Don’t be tempted to cook them for too long or they burn. If the inside seems less cooked when you take them off that’s fine. It continues to cook slightly and if you leave them on too long the outside burns and that tastes horrible. My Nan taught me to flip them using my hands (careful though). She said if you could lift them and the underside was stiff they were ready to turn , if they bend too much then you need to leave them a bit.
You can also freeze the dough once it is made and defrost it before cooking but in my experience the best ones are made from fresh dough. In a similar way some recipes recommend chilling the dough for a couple of hours before cooking but that’s not something I was ever taught to do or have tried (habit I guess).
Traditionally they are baked on a smooth griddle – often called a plank or stone.
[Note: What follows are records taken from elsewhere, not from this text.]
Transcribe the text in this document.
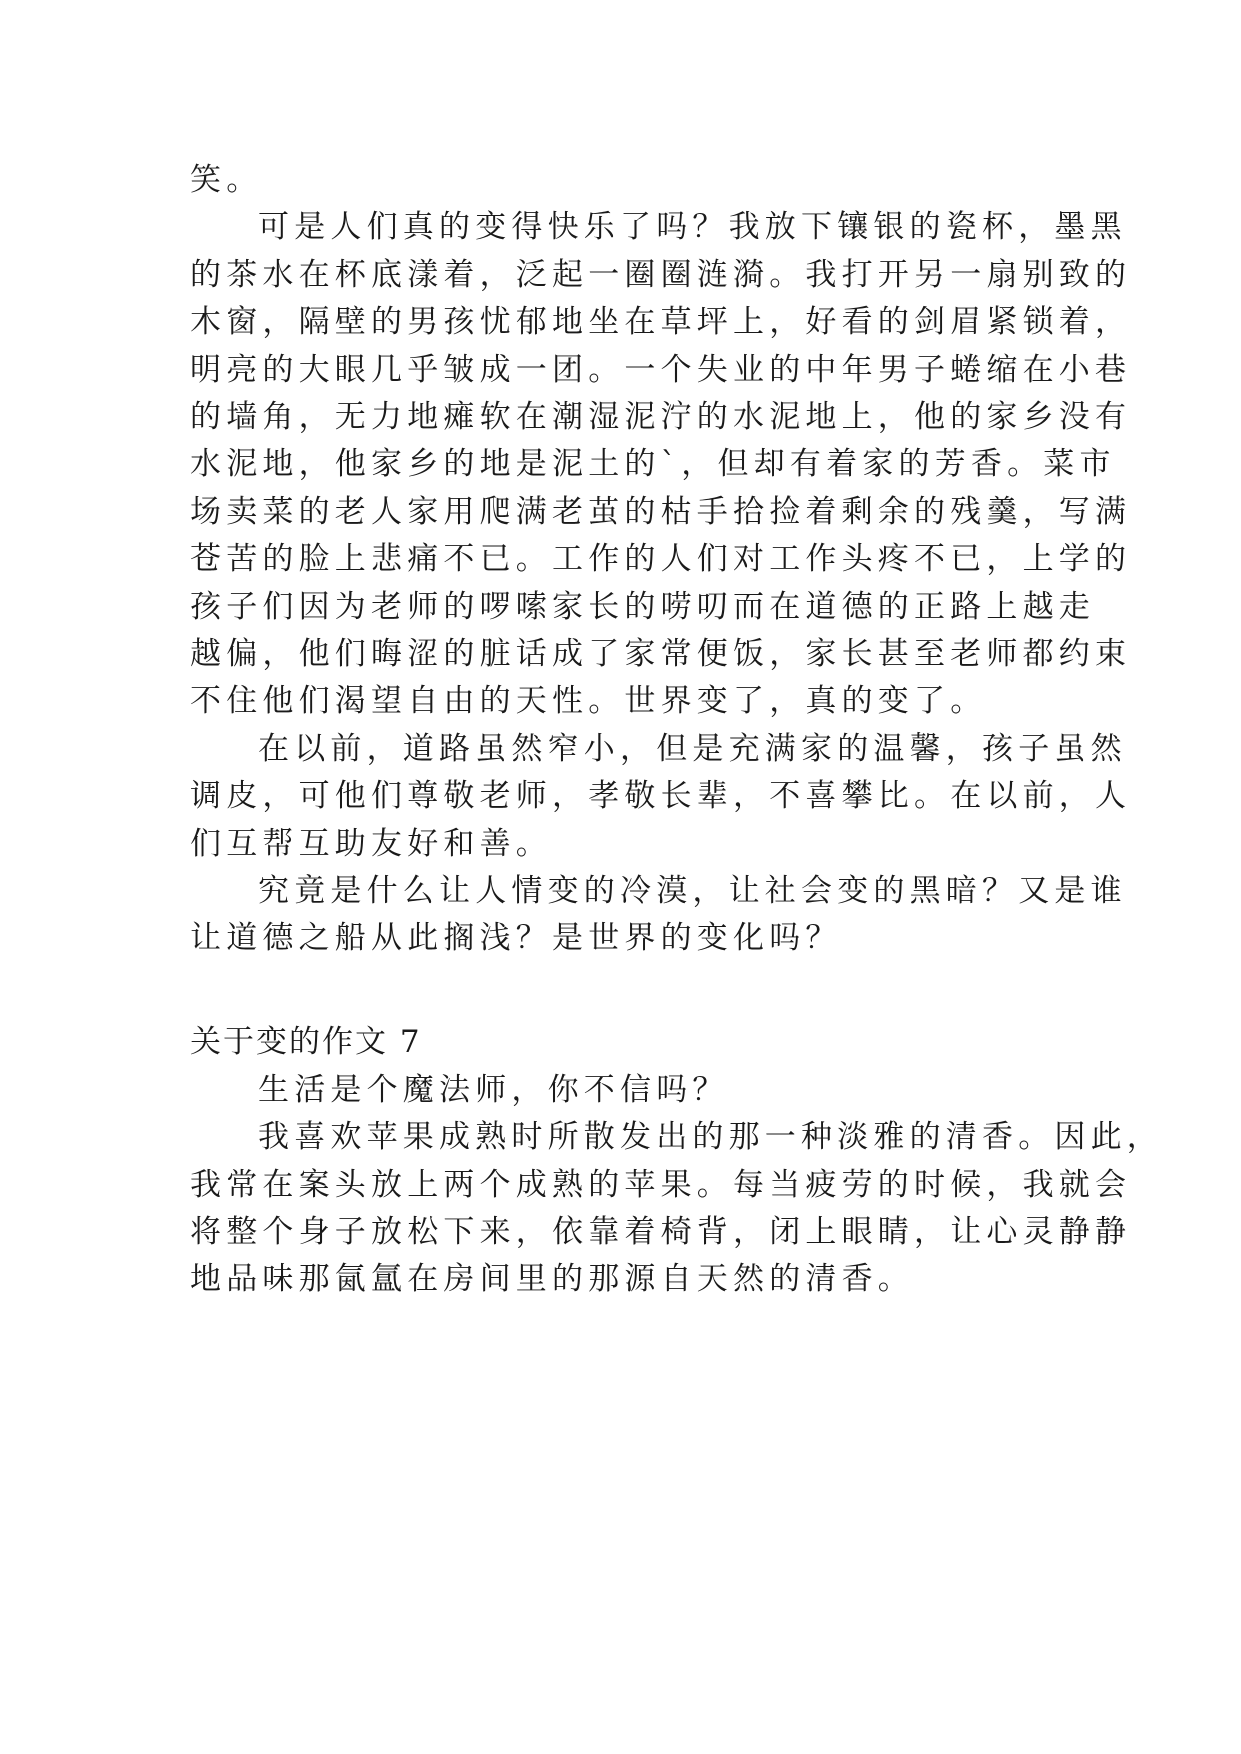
笑。
可是人们真的变得快乐了吗？我放下镶银的瓷杯，墨黑
的茶水在杯底漾着，泛起一圈圈涟漪。我打开另一扇别致的
木窗，隔壁的男孩忧郁地坐在草坪上，好看的剑眉紧锁着，
明亮的大眼几乎皱成一团。一个失业的中年男子蜷缩在小巷
的墙角，无力地瘫软在潮湿泥泞的水泥地上，他的家乡没有
水泥地，他家乡的地是泥土的`，但却有着家的芳香。菜市
场卖菜的老人家用爬满老茧的枯手拾捡着剩余的残羹，写满
苍苦的脸上悲痛不已。工作的人们对工作头疼不已，上学的
孩子们因为老师的啰嗦家长的唠叨而在道德的正路上越走
越偏，他们晦涩的脏话成了家常便饭，家长甚至老师都约束
不住他们渴望自由的天性。世界变了，真的变了。
在以前，道路虽然窄小，但是充满家的温馨，孩子虽然
调皮，可他们尊敬老师，孝敬长辈，不喜攀比。在以前，人
们互帮互助友好和善。
究竟是什么让人情变的冷漠，让社会变的黑暗？又是谁
让道德之船从此搁浅？是世界的变化吗？
关于变的作文 7
生活是个魔法师，你不信吗？
我喜欢苹果成熟时所散发出的那一种淡雅的清香。因此，
我常在案头放上两个成熟的苹果。每当疲劳的时候，我就会
将整个身子放松下来，依靠着椅背，闭上眼睛，让心灵静静
地品味那氤氲在房间里的那源自天然的清香。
A heavy or thick frying pan will do but some of the more modern frying pans transmit the heat too quickly and the cakes burn. DO NOT use oil on the griddle/pan – instead grease it with butter. The heat setting for the griddle will vary depending upon your cooker and griddle. Experiment with various settings until you reach a good one. As said you want them to go golden after about 30 seconds.